António queixa-se de que o seu bairro só é conhecido pelas piores razões. “O bairro, pronto, não há condições, falta luz no inverno, saneamento, a água, essas coisas todas.” Mas nem tudo é mau. “Nós somos uma comunidade. Uma pessoa aqui não está preocupada se o filho está na rua porque tem uma comunidade e sabemos que se acontecer alguma coisa, eu conheço o filho de um, o outro conhece o filho do outro.” 

Com 24 anos, António Pedro cresceu no Segundo Torrão e sempre ouviu que o bairro tinha que acabar

A casa para onde António vai com os pais não fica longe. O que o deixa desgostoso é saber que há moradores que estão a ser alojados a 40 quilómetros dali. São os laços que se perdem. Ali, todos se conhecem e ajudam uns aos outros. “É claro que nós sabemos e temos noção de que em pleno 2022 estes bairros – o gueto, como nós chamamos – têm de acabar.
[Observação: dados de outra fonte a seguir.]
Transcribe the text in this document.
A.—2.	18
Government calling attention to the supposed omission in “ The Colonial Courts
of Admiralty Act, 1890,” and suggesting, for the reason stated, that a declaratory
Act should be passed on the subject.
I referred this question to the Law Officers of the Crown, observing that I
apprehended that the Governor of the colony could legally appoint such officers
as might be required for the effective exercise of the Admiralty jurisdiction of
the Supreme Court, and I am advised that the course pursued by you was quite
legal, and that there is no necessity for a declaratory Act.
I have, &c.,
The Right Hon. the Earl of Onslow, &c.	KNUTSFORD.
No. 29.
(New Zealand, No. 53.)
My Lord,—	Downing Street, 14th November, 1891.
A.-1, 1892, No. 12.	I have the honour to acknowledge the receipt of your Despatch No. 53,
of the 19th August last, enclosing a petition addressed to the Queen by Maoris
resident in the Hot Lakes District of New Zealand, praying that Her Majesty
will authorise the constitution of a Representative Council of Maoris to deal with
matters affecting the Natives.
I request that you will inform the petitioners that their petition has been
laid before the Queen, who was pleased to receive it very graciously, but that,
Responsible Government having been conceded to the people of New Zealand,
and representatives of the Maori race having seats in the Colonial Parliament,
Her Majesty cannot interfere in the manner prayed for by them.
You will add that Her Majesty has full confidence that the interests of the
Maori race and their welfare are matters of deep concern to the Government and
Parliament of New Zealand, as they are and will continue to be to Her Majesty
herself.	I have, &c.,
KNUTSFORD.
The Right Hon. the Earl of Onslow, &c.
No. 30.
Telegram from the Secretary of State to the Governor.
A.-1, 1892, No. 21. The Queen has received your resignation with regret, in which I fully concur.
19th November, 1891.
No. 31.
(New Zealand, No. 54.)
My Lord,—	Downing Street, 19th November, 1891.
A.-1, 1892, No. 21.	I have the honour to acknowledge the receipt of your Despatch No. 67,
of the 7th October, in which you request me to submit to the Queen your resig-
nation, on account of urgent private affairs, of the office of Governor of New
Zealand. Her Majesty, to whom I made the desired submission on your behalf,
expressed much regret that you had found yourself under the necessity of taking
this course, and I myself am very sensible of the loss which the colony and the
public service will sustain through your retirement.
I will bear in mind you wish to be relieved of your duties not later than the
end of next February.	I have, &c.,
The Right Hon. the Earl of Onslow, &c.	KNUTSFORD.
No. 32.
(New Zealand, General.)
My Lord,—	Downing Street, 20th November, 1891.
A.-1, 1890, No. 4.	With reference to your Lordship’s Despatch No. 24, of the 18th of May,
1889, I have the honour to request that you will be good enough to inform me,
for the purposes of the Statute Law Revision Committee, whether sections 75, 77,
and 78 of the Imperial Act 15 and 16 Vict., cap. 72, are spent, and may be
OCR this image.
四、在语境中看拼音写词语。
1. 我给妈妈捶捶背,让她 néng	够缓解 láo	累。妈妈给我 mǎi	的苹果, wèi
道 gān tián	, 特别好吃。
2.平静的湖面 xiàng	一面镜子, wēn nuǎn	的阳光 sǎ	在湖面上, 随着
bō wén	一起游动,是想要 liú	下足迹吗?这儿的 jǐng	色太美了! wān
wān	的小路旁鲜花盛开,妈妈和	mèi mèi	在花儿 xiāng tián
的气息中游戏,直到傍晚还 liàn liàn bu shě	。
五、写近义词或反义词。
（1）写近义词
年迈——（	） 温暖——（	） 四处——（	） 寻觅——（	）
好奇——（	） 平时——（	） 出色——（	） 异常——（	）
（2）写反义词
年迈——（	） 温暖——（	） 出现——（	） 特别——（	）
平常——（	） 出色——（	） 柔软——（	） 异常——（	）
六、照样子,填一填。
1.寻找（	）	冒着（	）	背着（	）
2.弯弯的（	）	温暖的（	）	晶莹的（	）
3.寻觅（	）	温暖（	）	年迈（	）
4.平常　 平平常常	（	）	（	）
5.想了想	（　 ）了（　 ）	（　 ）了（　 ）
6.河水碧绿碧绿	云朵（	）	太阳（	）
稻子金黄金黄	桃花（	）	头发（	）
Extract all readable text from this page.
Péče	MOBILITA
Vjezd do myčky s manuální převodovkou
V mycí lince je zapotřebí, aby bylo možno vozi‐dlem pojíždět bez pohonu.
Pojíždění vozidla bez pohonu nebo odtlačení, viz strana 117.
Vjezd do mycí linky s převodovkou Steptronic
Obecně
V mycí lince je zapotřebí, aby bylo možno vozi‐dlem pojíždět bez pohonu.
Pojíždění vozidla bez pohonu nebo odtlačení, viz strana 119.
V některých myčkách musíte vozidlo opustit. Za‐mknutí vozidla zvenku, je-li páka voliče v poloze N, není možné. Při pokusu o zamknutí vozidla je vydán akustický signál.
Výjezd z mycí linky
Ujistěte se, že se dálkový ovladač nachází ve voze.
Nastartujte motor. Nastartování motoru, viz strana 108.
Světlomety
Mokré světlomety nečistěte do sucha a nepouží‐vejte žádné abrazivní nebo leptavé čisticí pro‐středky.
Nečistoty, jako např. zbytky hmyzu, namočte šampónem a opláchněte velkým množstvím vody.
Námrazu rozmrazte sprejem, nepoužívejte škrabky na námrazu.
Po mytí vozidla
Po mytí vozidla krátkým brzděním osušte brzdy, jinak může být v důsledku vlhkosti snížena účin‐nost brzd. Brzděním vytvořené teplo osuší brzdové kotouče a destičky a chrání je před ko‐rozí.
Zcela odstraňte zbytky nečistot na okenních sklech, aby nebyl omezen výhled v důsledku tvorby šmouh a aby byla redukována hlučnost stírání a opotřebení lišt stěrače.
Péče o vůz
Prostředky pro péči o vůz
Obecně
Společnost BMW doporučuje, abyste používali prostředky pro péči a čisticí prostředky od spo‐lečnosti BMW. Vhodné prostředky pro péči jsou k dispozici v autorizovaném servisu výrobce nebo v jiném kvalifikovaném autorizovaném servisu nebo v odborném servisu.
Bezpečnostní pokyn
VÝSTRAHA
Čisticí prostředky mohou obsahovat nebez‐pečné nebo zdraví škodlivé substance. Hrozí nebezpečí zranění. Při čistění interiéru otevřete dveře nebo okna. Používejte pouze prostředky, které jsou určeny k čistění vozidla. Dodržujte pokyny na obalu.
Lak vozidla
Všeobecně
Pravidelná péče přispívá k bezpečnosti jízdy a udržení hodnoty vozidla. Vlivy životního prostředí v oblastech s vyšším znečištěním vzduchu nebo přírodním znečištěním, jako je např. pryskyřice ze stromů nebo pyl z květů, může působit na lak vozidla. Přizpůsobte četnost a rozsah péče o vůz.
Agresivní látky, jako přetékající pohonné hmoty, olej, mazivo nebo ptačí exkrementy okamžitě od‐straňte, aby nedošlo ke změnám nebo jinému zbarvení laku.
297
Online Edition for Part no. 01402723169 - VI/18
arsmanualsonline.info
Aqui há pretos, há brancos, há ciganos, há de tudo, mas nós somos pessoas, não somos bicho do mato.” 

A casa para onde António vai tem melhores condições só que a mudança “foi difícil”. O jovem conta que lhe tinham dado um prazo para sair de casa, mas que apareceram mais cedo para levar a mobília. “Andam aqui muitas pessoas perdidas da câmara, da Proteção Civil, uma diz uma coisa, outra diz outra”, resume.  

A sua família vai pagar uma parte da renda na nova morada e espera, daqui a uns anos, ser realojada nas casas que ainda vão ser construídas para os moradores do Segundo Torrão. “As pessoas preferiam ficar aqui assim do que irmos para fora com as condições que nos estão a dar. Isto por um lado é precário, mas por outro lado é um paraíso.” 

Já passaram quatro dias desde que encontrámos Marta Ferreira à janela de casa, de onde se recusava sair, com os filhos. Um telefonema rápido permite saber como está. Marta foi alojada temporariamente num hotel na Costa da Caparica e a casa onde morou nos últimos três anos foi demolida. Recebeu um apoio para as despesas de alimentação, apesar de lembrar que os filhos estão inquietos e que a família “não está habituada a comer num restaurante”. Mas o tom de voz é diferente. O que mudou desde sábado de manhã? 

Marta está confiante. Diz que está a ser acompanhada. Sente que agora estão a ouvi-la. Há otimismo na voz. O hotel está pago até ao dia 8 de outubro. Depois, espera ir para a sua nova casa.